Catholic endeavors for social justice that do not acknowledge or offer the sacramental presence of Christ are no different than secular activities. At best, this is adequate if this is all one seeks to provide. At worst, it muddies the waters of what it means to be Catholic. After all, there is a difference between how atheists or government officials feed the poor and comfort the sick and how the same activity takes on greater depth when done by, say, the Missionaries of Charity, who begin their days with Mass and spend time in Eucharistic adoration in the evening.
Certainly, a good deal of the modern hesitancy to include the presence of the sacraments in the work of Catholic service is rooted in state-sponsored (and some non-profit) funding, which restricts “proselytizing.”
A local pastor tells the story that his parish’s work with a statewide assistance program came with stipulations that there be no prayer during periods of food distribution. And yet he steered around that rule by prefacing his prayers with a disclaimer that no recipient need give thanks to the Lord of Lords, but that he and those present who were Catholic would be doing just that—and everyone was invited to join them.
“In this sacramental perspective we learn, day by day, that every ecclesial event is a kind of sign by which God makes himself known and challenges us,” writes Pope Benedict XVI in Sacramentum Caritatis. “The eucharistic form of life can thus help foster a real change in the way we approach history and the world” (Sacramentum Caritatis, 92). Elsewhere, the Holy Father tells us that “[t]he Church’s social doctrine illuminates with an unchanging light the new problems that are constantly emerging.” (Caritas in Veritate, 12)
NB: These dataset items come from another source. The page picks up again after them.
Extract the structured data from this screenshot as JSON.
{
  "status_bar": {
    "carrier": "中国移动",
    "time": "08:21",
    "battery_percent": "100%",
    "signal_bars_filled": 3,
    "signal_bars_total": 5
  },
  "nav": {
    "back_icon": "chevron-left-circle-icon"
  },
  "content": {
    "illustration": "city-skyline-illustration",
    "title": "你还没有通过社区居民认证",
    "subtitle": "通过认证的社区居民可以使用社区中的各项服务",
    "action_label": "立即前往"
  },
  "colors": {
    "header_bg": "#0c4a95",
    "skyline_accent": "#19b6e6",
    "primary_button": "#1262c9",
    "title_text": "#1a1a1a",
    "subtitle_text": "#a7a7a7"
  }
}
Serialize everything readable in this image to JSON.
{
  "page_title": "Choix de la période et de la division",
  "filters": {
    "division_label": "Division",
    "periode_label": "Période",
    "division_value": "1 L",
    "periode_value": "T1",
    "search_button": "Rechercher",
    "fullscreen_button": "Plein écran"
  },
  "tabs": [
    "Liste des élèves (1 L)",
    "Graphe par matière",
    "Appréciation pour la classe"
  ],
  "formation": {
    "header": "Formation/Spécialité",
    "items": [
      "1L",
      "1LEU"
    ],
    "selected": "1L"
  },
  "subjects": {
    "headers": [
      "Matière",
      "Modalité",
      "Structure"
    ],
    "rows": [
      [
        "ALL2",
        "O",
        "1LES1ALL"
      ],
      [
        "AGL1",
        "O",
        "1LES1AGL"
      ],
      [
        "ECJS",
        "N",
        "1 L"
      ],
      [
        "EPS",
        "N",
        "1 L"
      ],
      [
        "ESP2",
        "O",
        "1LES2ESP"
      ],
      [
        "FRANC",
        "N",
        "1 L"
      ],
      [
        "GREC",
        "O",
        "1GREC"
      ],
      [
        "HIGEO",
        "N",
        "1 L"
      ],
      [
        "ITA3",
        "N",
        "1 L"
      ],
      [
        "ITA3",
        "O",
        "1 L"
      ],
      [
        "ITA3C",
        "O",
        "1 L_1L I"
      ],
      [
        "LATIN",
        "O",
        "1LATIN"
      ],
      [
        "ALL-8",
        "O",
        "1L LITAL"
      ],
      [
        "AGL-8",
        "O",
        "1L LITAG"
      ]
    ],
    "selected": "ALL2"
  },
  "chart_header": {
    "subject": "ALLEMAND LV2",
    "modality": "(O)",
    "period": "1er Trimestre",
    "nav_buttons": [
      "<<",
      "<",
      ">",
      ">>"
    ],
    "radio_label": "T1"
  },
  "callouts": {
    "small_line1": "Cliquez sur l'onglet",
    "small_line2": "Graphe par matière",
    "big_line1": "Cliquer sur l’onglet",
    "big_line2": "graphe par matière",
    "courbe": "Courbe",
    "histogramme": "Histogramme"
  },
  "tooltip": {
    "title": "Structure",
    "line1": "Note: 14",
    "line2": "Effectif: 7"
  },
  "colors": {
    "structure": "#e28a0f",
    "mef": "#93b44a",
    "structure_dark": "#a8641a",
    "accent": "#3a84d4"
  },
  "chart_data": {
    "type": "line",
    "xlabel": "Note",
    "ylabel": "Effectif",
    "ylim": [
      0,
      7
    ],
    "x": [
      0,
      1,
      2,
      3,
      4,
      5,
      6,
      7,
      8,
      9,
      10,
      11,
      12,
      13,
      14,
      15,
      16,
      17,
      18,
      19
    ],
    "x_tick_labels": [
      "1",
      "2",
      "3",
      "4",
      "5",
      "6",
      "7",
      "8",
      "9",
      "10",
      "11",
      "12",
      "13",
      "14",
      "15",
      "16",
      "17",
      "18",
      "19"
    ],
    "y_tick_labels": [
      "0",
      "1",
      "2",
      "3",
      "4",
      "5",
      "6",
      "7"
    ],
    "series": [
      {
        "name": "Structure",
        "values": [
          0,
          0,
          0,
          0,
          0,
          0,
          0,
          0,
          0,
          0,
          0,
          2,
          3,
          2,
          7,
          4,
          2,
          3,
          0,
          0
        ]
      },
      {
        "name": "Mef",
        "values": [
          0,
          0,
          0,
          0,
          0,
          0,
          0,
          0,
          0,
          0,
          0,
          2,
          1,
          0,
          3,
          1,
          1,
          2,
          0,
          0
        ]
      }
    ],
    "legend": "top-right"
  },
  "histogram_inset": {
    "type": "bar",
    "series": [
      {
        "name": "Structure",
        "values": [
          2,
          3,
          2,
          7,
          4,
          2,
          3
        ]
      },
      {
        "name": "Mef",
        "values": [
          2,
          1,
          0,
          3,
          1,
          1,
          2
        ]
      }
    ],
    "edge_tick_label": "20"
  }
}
In other words, when the faithful encounter the new sufferings of a new age, we must do what Christian communities have always done and what the state cannot: remain faithfully present and, with love, offer our doctrines with the intent not to condemn but to teach; not to expel but to invite; not to dictate but to guide. With this readiness to comfort souls lost in the rubble of exhausted, bankrupt, and famished secular and atheistic orders, Catholic social doctrines will—with the sacramental grace of God—bring new life as the Spirit roars forth to renew the face of the earth.